In 2014, Solo was arrested after an altercation with her family, but those charges were later dropped.
“About four-and-a-half months ago I made the biggest mistake of my life,” Solo said at the start of the podcast episode. “I let alcohol get the better of me in a decision that I will never live down, a decision that has come at a great cost to me and my family.”
“I recently pled guilty to DUI charges and unfortunately my children were involved,” Solo said. “The reality of what this meant was horrific. The embarrassment, the shame, the financial loss, the thought of explaining this to my children when they are old enough to search the internet.”

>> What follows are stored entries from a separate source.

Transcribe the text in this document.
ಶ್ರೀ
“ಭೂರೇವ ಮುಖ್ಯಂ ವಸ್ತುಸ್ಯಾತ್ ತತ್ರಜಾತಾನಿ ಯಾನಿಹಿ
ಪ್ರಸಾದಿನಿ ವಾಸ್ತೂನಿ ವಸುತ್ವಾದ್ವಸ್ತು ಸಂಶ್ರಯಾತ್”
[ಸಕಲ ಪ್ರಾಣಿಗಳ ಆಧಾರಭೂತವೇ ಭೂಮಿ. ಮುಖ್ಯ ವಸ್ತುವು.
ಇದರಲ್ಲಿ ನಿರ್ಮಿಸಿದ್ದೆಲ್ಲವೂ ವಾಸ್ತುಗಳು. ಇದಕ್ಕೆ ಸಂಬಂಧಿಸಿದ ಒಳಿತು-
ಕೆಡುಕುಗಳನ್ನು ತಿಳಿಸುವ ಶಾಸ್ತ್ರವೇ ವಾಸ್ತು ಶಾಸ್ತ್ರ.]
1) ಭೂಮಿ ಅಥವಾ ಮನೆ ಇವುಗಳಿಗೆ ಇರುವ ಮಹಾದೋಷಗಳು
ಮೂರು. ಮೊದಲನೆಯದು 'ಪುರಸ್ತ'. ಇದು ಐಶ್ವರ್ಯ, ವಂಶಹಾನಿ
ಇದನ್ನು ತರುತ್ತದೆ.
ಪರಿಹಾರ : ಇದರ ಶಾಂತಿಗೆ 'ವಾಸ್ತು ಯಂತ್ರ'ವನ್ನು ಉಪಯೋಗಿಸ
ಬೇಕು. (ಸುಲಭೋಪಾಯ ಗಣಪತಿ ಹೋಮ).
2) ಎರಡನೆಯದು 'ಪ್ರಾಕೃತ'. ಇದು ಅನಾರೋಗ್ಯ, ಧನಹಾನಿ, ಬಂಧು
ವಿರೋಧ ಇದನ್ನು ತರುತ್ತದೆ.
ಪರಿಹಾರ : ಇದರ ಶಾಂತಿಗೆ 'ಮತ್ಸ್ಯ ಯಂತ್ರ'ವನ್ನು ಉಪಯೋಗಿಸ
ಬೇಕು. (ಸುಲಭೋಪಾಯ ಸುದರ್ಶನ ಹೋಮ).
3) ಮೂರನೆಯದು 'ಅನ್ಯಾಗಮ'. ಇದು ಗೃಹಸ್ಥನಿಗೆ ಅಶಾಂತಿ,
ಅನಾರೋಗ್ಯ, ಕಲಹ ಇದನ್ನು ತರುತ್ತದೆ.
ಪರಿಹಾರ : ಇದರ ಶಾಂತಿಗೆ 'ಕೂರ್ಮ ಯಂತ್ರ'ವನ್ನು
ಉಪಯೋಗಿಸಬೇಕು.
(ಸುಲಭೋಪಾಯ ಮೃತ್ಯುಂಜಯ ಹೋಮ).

Solo spoke about the hardships she and Stevens, a former NFL player, experienced with the birth of their children, which took place on 4 March 2020, as the Covid-19 pandemic was shutting down the country. The twins spent almost three weeks in the NICU.
Solo noted that she didn’t leave her home for around a year and a half during quarantine while taking care of her children.
She said they moved across the country, from Seattle, Washington, where her soccer career ended, to rural Wilkes County, North Carolina to raise their children.
“We had children and nobody to share them with,” she said. “Our family and friends do not live in North Carolina and most of them live on the other side of the country. Suddenly because of the pandemic, we had no support system and now had two tiny babies.”
“Winding down with a drink was nice and it’s what we looked forward to doing,” she added. “And the drinking slowly increased, we found that eased the stresses of our everyday lives and we felt that we had the right to do so. We never drank and drove, we never went in public and we woke up every morning to handle our business.”
“My ability to compartmentalise and push forward through emotional pain in unchartered territory led me down a dangerous path,” she said.
“I was a very dedicated, committed and self-disciplined athlete, I would not drink or smoke marijuana for years in preparations for events,” Solo said on the podcast. “Then when the event would be over and whether in celebration mode or in coping mode I would party.”
“My manager, my agent, my husband and friends all knew to bring wine or champagne to help me loosen up on stage,” she added concerning her appearance on Dancing With the Stars in 2011 or “huge speaking engagements”.
Solo said that she and Stevens “found that our only time together was having a drink once the babies went to bed and that’s when we started to go down a dangerous road both for our marriage and me personally”.
“Today, I am grateful for my 30 days away, to read, think, pray, meditate and learn, reading and meditation feeds my soul, so does seeing family and friends,” she said towards the end of the podcast. “I realize now my soul was slowly starved and it was all my fault for trying to be strong for my family and being prideful. In my strength I was weak, there is no shame if we struggle with alcohol and addiction.”